The computer architecture community is at an interesting crossroads. Moore's Law is slowing down, stressing traditional assumptions around computing getting cheaper and faster over time—assumptions that underpin a significant fraction of the economic growth over the past few decades. But at the same time, our demand continues to grow at phenomenal rates, with deeper analysis over growing volumes of data, new diverse workloads in the cloud, smarter edge devices, and new security constraints. Is the situation dire, or is this the beginning of a new phase in the evolution of system architecture?
Two recent trends provide hope that it is the latter! The first trend, at a microarchitecture level, is around specialization or domain-specific hardware/software codesign. Compared to a general-purpose processor, a specialized architecture such as an ASIC (application-specific integrated circuit) customizes the design for a specific application or workload class. A good example is Google's TPU series of ASICs. Such specialization leads to significant area and power efficiencies. The trade-off, of course, is we now do not have the volume advantages of a general-purpose system, whether it is around software ecosystem support (and ease of development) or around amortization of costs associated with building a custom chip (notably, the non-recurring expenses or NRE). The second trend, at a system level, is around warehouse-scale computing, or more broadly cloud computing, a computing model that treats the entire "datacenter as a computer." This model helps amortize costs across larger ensembles, but also provides additional benefits around ubiquitous access, simpler system management, and better encapsulation of hardware under higher-level software interfaces and abstractions. Initially popularized by large Internet services such as search, email, and social networks, cloud computing is now increasingly being adopted by traditional enterprises as well.
What happens when we combine these two trends? Can we build purpose-built, warehouse-scale datacenters customized for (not just comprised of) large-scale arrays of ASIC accelerators or, to use a term coined in the following paper, ASIC clouds?
Interestingly, a proof point already exists, and from a very surprising source—bitcoin mining. Consider recent designs from companies such as Bitmaina or Bitfuryb that use ASICs with tens to hundreds of cores custom-designed to run Bitcoin's hashing algorithm. Hundreds of these chips are assembled into custom boards, and hundreds of these boards are assembled into custom racks or containers in very specialized datacenters. Bitfury even goes one step further, using specialized immersion cooling to submerge its servers. While such bitcoin-mining ASIC clouds have demonstrably provided massive scale out, are they likely to gain more broader mainstream acceptance? How effective are these designs compared to traditional CPUs and GPUs and traditional data-center designs? How do we reason about the architectural trade-offs or pervasive specialization from the ASIC to the server to the datacenter?
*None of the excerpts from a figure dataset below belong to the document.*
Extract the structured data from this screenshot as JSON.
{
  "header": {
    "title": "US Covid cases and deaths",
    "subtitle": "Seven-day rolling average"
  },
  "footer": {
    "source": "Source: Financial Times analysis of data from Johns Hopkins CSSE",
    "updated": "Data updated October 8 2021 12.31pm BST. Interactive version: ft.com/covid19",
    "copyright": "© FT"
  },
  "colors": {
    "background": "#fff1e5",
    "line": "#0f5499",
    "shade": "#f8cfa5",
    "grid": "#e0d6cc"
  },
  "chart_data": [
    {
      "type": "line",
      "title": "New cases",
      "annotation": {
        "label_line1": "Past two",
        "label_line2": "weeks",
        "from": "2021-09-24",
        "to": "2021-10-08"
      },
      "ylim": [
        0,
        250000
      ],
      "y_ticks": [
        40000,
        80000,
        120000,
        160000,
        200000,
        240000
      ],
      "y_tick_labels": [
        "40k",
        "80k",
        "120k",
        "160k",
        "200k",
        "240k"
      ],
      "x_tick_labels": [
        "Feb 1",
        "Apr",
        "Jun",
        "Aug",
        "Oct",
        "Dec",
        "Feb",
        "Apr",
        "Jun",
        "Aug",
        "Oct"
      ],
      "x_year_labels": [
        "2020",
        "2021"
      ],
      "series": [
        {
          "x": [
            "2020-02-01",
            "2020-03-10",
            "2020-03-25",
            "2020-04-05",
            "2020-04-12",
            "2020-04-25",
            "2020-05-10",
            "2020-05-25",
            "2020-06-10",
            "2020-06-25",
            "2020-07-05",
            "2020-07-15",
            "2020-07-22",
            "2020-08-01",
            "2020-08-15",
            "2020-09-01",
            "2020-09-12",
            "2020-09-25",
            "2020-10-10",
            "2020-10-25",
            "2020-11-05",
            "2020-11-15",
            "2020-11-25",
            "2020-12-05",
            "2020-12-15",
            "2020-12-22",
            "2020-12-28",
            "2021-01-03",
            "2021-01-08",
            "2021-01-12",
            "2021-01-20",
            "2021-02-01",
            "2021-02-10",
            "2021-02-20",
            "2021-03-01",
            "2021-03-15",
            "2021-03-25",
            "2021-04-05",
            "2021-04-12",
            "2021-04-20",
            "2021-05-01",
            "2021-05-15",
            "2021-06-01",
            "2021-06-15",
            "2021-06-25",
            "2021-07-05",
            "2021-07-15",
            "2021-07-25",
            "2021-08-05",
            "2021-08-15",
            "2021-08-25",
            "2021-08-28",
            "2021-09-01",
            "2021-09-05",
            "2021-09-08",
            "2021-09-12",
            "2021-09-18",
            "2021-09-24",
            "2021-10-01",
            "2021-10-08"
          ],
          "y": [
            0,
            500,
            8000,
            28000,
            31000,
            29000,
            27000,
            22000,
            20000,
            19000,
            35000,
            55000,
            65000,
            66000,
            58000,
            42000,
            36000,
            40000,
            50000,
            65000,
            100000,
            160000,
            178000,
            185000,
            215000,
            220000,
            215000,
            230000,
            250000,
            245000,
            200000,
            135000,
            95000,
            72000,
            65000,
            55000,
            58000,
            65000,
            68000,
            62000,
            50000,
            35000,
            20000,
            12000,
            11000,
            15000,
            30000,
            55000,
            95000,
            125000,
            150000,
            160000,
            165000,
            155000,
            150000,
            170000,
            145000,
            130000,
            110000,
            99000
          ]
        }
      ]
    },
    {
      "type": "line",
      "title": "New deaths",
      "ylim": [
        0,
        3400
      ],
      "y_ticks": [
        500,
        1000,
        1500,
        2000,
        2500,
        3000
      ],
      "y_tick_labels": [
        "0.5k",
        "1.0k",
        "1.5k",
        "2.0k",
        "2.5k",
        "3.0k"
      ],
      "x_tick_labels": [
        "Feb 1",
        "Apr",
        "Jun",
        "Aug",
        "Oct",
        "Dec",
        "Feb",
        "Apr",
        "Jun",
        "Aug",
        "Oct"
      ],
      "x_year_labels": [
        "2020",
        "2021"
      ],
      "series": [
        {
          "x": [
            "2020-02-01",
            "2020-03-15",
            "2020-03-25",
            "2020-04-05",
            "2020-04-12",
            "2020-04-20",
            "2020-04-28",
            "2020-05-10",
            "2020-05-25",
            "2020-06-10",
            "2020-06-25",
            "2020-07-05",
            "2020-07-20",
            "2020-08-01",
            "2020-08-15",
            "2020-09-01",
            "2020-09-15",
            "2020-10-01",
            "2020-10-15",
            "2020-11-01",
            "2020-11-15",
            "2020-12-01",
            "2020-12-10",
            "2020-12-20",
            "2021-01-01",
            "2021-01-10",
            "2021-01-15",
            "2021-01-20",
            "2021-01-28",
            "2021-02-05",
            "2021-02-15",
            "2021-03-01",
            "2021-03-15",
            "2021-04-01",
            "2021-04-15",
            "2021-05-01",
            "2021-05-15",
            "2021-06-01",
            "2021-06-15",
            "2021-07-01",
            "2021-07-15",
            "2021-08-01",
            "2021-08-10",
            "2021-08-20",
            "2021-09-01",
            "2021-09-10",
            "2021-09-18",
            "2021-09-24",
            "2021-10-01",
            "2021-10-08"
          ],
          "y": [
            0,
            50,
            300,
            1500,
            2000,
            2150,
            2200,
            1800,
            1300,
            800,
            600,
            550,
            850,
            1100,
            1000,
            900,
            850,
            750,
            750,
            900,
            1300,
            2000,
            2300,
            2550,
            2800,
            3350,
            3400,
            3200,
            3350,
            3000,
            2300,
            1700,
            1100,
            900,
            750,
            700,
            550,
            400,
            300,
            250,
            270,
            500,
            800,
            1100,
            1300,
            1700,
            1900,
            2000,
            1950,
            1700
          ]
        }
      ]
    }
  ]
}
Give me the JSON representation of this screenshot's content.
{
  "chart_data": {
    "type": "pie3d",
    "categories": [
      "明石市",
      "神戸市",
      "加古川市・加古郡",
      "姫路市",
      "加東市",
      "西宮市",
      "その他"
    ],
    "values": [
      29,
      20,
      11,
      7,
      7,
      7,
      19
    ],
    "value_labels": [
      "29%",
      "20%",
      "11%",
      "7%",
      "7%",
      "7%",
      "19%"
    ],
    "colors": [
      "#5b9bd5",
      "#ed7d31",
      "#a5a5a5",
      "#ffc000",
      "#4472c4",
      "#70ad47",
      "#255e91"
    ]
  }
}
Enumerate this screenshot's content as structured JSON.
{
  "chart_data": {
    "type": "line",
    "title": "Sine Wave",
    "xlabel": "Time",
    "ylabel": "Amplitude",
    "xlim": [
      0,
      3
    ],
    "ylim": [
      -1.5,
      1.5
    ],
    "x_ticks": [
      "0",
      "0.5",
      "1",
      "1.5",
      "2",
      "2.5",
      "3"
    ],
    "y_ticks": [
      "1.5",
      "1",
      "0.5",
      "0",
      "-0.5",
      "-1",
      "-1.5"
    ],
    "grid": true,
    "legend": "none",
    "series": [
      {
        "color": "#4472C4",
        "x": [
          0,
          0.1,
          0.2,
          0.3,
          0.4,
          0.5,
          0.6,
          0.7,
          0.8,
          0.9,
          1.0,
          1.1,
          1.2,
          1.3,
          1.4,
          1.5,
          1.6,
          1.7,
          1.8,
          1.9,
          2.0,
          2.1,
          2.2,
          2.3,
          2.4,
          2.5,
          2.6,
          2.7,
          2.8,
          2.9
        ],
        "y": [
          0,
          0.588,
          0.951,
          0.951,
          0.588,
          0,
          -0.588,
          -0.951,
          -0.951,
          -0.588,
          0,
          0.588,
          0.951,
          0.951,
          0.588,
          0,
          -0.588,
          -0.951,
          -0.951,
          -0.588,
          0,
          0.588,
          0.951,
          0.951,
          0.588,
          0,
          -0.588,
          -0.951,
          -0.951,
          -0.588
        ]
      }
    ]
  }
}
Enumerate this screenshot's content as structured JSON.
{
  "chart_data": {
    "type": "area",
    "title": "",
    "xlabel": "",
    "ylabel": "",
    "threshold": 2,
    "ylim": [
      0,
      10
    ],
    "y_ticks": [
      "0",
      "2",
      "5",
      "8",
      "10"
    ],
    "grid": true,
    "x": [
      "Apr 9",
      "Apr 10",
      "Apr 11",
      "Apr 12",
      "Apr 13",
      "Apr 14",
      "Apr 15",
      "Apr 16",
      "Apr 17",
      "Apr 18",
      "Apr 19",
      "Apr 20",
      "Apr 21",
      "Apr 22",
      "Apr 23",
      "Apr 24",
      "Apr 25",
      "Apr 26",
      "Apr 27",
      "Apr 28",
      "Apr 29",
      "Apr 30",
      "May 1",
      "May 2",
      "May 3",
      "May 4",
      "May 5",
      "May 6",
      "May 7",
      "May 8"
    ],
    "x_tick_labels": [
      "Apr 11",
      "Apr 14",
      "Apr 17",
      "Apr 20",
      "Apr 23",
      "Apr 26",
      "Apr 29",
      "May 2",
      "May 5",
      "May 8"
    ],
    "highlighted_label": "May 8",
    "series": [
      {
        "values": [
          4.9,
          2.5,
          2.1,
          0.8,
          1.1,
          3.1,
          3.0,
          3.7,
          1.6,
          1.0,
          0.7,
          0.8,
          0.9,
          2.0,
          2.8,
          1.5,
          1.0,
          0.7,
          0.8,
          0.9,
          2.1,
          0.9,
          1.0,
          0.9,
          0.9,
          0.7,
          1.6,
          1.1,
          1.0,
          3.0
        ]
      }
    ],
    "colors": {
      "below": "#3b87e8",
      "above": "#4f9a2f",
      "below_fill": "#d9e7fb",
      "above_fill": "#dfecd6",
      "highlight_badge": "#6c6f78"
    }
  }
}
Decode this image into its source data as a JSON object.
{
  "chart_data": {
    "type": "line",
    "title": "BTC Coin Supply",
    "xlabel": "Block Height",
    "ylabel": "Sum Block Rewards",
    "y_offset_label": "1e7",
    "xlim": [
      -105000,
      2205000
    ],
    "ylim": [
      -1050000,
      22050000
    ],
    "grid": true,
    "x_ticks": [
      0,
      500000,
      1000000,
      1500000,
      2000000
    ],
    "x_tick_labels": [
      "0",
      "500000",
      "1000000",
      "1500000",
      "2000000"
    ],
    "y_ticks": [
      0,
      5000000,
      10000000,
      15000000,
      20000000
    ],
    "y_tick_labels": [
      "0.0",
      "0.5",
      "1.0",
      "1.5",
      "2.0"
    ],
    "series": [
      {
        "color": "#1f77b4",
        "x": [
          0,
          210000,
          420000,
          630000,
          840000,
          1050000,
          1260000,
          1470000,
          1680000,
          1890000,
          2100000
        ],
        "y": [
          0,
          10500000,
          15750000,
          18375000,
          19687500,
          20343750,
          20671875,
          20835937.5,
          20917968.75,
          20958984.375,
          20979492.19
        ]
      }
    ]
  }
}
The following paper addresses these issues and more. The authors distill the lessons from bitcoin mining systems to develop a broader architectural framework for ASIC clouds. Specifically, they propose a hierarchical design, starting with core specialized functions that are replicated across ASICs and connected with a custom on-chip network; ASIC voltages are customizable allowing trade-offs for energy efficiency and total costs of ownership. Multiple ASICs are assembled together in a specialized server with custom cooling and power delivery systems and workload-tailored DRAM and I/O subsystems. Multiple servers are further assembled into racks and datacenters, again with computation-specific customization of thermals and power delivery. Using this architecture, the study examines ASIC clouds for four applications that span a diverse range of properties: different flavors of bitcoin mining, but also deep learning and video transcoding. Their results show the promise of ASIC clouds—two to three orders of magnitude improved efficiency advantages compared to traditional CPU- or GPU-based approaches.
Perhaps an even more exciting contribution of the paper is a methodology that federates different modeling approaches to derive pareto-optimal ASIC cloud configurations. Starting with data extracted from "place-and-route" circuit optimizations at the circuits level and computational fluid dynamics models at the systems level, this approach performs an exhaustive search to find the best design optimized across a number of parameters: the area per ASIC and the number of ASICs and their operating voltage, the number of DRAM chips associated per ASIC, and choices around the case design and the power delivery and cooling subsystems. A notable contribution is a refinement of a large amount of data into a "two-for-two" rule on when ASIC clouds are appropriate.
This is but the start of an interesting direction of exploration for the broader community. Given the nascent and fast-evolving nature of current ASIC solutions, how do we enable ASIC clouds to adapt rapidly to changing accelerator designs, to diversity across different classes of accelerators? Can the holistic design of ASIC clouds enable additional optimizations, for example, around addressing the speed and NRE of future specialized designs? These and other open questions highlight how we are entering an era of significant change, one where it is not "business as usual." The architecture and methodology in this paper provide a foundation, and a baseline, to explore more interesting ideas at the confluence of two of the most exciting ideas the community is rallying around.